At bottom, though, I'm more concerned with the "marriage" part of all this than I am with the "gay" part. In future Friday posts, I'll talk a bit more about the meaning of marriage, and where our culture has gotten off-track (even in heterosexual marriages).
A last word: I want to remain open and sensitive to the very real feelings of gay men and women who have undergone outward persecution and inward turmoil over this issue. Too often we lay blame, when compassion is called for. Even the Scripture verses we use to lay blame are, far too frequently, misinterpreted. All Christians should take a look at Romans chapter 1 again, one of the most commonly used proof texts against homosexuality. We usually read it wrong, because we read it through the lens of our individualist culture; when in fact it was written from the standpoint a communal culture. The Apostle Paul's argument, then, actually seems to be that the people committing homosexual acts are doing it as a result of the overall sinfulness of human society: in other words, homosexuality in Paul's view is not simply an abomination chosen by wicked individuals; no, it is a symptom of a society that has drifted away from God.
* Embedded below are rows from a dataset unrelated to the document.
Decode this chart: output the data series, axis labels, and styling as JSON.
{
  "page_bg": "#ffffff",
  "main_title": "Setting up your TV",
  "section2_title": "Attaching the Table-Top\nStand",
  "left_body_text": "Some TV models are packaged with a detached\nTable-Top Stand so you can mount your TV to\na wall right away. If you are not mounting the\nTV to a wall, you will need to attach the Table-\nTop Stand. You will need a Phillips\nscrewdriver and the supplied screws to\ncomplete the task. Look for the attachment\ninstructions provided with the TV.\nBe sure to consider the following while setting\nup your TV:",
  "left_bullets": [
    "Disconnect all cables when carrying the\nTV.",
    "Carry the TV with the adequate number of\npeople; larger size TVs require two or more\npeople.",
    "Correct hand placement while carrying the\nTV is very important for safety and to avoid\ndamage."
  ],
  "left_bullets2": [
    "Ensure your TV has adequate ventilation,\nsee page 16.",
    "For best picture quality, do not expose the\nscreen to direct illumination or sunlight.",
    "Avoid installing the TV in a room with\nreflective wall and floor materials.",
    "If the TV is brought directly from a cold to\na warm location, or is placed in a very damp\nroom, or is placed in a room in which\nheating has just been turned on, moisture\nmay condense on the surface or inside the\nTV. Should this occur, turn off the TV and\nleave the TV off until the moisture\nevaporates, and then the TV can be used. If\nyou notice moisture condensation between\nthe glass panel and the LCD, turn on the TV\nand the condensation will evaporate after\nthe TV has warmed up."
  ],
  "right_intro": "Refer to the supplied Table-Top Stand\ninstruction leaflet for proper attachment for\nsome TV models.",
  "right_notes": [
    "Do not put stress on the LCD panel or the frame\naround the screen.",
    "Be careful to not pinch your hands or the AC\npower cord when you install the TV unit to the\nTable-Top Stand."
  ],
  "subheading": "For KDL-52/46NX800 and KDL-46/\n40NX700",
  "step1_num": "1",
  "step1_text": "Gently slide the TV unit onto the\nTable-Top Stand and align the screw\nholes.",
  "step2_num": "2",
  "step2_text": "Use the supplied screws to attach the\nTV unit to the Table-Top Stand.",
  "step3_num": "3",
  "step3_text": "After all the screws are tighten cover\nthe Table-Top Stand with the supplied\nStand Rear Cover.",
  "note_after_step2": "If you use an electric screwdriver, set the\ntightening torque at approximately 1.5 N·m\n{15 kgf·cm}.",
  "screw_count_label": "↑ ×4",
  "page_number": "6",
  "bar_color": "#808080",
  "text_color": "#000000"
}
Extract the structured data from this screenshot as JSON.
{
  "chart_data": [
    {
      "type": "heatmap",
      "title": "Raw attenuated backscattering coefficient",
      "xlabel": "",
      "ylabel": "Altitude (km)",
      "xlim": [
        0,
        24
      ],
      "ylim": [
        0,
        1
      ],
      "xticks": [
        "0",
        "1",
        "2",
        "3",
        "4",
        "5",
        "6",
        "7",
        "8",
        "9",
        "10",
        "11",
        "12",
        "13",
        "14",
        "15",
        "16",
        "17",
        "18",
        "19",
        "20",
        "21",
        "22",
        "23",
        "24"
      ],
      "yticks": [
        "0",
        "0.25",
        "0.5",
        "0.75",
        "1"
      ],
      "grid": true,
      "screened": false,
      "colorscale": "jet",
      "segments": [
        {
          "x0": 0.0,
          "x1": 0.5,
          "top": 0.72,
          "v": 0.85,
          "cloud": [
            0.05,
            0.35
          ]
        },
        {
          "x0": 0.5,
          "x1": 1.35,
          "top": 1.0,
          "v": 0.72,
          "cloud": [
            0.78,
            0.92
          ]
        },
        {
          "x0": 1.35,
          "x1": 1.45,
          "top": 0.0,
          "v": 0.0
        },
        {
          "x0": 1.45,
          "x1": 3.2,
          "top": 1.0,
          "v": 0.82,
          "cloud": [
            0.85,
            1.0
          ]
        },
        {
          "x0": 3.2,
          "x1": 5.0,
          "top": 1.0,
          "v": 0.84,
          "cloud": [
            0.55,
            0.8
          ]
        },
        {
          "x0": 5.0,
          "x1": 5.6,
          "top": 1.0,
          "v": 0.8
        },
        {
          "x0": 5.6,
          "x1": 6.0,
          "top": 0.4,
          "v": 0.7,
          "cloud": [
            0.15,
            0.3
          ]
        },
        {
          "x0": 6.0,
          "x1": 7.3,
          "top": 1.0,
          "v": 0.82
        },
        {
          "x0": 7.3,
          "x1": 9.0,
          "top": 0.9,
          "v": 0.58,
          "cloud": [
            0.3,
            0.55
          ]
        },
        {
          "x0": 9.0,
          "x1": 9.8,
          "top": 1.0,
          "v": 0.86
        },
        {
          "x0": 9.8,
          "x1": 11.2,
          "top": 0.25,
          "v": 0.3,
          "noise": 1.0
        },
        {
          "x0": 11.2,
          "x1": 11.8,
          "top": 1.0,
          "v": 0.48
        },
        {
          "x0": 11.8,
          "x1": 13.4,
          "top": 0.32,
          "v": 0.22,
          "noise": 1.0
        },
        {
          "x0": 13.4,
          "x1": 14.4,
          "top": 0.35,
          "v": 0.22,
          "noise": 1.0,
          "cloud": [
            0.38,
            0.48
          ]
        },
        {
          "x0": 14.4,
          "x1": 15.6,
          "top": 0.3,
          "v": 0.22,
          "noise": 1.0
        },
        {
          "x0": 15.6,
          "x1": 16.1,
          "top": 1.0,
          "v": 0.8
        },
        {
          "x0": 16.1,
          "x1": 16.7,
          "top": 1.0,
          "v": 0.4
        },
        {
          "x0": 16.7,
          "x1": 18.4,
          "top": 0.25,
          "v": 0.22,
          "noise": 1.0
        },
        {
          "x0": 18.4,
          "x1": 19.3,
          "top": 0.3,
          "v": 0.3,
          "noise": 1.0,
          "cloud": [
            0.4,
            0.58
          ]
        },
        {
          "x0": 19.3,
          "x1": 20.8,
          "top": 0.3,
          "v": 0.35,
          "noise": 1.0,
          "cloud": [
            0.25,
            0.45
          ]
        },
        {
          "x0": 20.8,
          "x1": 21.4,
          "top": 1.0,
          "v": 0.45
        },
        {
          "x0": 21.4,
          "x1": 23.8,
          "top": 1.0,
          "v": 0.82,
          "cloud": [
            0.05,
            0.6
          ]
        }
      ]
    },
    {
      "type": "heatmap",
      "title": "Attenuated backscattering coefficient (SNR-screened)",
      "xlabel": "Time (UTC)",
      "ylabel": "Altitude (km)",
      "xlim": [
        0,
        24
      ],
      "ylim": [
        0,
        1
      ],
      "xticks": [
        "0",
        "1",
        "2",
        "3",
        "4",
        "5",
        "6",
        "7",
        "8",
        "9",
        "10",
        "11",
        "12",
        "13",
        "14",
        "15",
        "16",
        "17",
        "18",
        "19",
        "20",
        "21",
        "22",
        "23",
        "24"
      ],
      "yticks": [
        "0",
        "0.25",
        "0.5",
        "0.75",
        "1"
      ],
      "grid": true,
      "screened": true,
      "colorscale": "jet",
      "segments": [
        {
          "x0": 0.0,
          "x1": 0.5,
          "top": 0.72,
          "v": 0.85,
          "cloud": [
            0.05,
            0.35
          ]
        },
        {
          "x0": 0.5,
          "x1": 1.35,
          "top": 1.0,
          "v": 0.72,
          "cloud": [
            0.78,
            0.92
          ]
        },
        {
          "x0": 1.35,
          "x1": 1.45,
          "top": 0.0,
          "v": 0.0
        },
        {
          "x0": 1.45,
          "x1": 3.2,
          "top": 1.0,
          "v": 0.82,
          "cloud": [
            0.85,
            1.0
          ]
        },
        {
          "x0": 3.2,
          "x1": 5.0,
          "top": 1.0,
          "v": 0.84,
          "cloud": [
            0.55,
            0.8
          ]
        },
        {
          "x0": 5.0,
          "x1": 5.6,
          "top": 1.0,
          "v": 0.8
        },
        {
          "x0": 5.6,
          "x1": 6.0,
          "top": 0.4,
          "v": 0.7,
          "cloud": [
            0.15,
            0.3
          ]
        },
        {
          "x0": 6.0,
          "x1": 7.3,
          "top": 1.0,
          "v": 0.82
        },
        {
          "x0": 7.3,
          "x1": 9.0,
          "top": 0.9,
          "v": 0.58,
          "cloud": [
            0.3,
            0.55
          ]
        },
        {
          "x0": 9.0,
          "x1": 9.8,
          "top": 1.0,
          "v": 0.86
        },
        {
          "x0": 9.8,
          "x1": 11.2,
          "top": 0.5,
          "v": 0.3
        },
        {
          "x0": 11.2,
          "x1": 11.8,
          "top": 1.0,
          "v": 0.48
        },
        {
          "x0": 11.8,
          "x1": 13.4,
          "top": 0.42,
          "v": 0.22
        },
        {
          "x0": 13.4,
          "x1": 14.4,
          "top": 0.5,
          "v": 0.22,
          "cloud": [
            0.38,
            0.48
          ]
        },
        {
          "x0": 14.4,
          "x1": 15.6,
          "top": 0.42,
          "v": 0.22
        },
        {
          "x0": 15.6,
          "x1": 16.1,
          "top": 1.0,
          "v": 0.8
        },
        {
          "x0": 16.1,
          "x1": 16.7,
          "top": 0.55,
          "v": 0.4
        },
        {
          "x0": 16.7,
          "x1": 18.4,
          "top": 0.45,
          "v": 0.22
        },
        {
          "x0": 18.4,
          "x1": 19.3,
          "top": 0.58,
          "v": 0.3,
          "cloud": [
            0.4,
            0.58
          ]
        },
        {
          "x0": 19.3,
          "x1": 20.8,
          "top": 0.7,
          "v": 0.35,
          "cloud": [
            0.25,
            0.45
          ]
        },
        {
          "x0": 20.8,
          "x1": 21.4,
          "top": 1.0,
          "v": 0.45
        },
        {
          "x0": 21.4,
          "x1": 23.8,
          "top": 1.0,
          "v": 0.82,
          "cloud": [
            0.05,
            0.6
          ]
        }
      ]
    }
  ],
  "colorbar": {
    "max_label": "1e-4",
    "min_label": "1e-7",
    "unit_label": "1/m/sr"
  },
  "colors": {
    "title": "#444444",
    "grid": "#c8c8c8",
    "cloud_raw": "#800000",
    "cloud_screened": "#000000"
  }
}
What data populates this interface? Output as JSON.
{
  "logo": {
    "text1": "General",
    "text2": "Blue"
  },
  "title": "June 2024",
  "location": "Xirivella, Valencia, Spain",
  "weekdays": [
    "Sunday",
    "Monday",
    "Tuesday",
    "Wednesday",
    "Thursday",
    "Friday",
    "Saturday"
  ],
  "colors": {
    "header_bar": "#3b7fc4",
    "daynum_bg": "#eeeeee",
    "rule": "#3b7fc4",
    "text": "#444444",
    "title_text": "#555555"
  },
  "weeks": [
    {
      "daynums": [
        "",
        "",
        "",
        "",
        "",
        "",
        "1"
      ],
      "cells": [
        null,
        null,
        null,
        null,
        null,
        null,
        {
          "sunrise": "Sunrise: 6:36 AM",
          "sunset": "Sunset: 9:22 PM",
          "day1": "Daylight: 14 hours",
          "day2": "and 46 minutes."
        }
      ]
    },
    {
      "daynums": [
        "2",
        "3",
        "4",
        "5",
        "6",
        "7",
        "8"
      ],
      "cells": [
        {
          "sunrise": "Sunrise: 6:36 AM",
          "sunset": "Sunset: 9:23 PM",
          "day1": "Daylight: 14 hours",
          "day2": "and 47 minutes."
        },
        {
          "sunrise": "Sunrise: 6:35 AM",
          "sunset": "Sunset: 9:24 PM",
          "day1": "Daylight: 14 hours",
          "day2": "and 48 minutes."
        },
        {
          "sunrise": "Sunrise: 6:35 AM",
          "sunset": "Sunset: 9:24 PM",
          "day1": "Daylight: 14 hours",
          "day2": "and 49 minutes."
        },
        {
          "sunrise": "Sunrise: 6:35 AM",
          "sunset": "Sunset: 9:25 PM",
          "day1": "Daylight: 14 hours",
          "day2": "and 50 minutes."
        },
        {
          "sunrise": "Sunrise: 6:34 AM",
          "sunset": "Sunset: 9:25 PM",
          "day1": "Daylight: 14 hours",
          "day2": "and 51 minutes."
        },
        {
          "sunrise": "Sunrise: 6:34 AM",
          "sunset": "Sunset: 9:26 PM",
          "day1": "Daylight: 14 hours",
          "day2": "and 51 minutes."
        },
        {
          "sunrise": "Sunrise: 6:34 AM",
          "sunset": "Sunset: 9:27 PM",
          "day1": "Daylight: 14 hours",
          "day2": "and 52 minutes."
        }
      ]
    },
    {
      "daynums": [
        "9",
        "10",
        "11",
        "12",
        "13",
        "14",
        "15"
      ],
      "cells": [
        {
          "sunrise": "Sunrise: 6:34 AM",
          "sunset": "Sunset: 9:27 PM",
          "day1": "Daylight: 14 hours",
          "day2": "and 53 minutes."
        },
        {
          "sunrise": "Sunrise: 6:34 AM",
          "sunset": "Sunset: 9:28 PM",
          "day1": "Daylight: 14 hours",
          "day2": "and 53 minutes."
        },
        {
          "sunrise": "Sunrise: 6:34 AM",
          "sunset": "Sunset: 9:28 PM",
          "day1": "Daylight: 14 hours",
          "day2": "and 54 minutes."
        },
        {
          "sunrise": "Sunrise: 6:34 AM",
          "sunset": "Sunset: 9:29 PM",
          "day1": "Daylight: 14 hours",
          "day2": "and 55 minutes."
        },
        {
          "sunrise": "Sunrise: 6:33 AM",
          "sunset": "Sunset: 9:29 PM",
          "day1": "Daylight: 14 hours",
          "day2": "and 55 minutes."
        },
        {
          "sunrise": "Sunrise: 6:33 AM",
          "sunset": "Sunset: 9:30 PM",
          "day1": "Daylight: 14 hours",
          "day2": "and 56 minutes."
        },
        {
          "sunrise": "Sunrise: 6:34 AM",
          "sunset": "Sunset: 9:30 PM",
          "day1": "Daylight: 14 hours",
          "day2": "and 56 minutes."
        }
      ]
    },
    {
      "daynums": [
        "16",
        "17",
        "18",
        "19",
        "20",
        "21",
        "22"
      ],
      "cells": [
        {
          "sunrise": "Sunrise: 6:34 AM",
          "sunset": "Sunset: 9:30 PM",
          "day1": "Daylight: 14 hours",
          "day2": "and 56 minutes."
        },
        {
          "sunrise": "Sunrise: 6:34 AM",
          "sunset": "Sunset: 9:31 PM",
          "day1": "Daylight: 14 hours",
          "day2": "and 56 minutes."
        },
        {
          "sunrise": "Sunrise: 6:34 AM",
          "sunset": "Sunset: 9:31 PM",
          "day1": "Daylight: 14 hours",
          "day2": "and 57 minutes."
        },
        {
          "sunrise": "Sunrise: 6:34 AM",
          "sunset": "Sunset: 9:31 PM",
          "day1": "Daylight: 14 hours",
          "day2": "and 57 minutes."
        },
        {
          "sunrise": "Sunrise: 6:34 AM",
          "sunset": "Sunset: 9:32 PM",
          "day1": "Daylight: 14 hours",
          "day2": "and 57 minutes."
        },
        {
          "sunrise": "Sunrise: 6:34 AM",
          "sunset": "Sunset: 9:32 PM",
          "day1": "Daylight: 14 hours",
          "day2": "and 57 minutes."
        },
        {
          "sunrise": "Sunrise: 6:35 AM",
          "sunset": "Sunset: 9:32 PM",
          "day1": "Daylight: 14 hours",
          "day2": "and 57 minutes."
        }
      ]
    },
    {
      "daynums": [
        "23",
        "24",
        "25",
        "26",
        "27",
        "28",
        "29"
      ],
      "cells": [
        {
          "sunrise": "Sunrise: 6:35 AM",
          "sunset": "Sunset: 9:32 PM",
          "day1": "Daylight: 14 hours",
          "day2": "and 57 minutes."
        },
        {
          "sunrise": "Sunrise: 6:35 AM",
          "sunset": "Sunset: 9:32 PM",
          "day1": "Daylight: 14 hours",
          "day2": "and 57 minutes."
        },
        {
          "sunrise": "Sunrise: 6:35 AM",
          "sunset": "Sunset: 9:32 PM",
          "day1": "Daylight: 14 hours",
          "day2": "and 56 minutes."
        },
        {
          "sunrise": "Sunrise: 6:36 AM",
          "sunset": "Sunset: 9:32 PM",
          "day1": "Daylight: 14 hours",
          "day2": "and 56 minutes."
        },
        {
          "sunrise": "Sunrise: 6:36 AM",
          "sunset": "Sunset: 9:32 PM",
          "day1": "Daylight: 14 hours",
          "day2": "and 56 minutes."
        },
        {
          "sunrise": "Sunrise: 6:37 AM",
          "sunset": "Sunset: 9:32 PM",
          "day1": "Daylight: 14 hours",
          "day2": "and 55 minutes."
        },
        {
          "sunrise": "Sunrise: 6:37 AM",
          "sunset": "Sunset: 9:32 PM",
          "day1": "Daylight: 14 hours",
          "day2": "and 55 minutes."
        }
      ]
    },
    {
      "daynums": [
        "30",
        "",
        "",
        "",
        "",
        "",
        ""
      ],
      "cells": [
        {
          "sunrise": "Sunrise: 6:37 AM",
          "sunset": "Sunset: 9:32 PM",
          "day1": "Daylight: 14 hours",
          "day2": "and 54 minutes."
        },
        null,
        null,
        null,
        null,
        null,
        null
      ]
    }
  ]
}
And he doesn't seem to be talking just about a few heinously sinful societies; he seems to be talking about all human society. (His underlying point, after all, is that all of us, in every society, are in the same condition regarding sin.) The bottom line he comes to, at the beginning of chapter 2, is that all of us share in the sinfulness of our society, a sinfulness that all humans have always shared, and, as such, we are in no position to judge other people. That's worth remembering.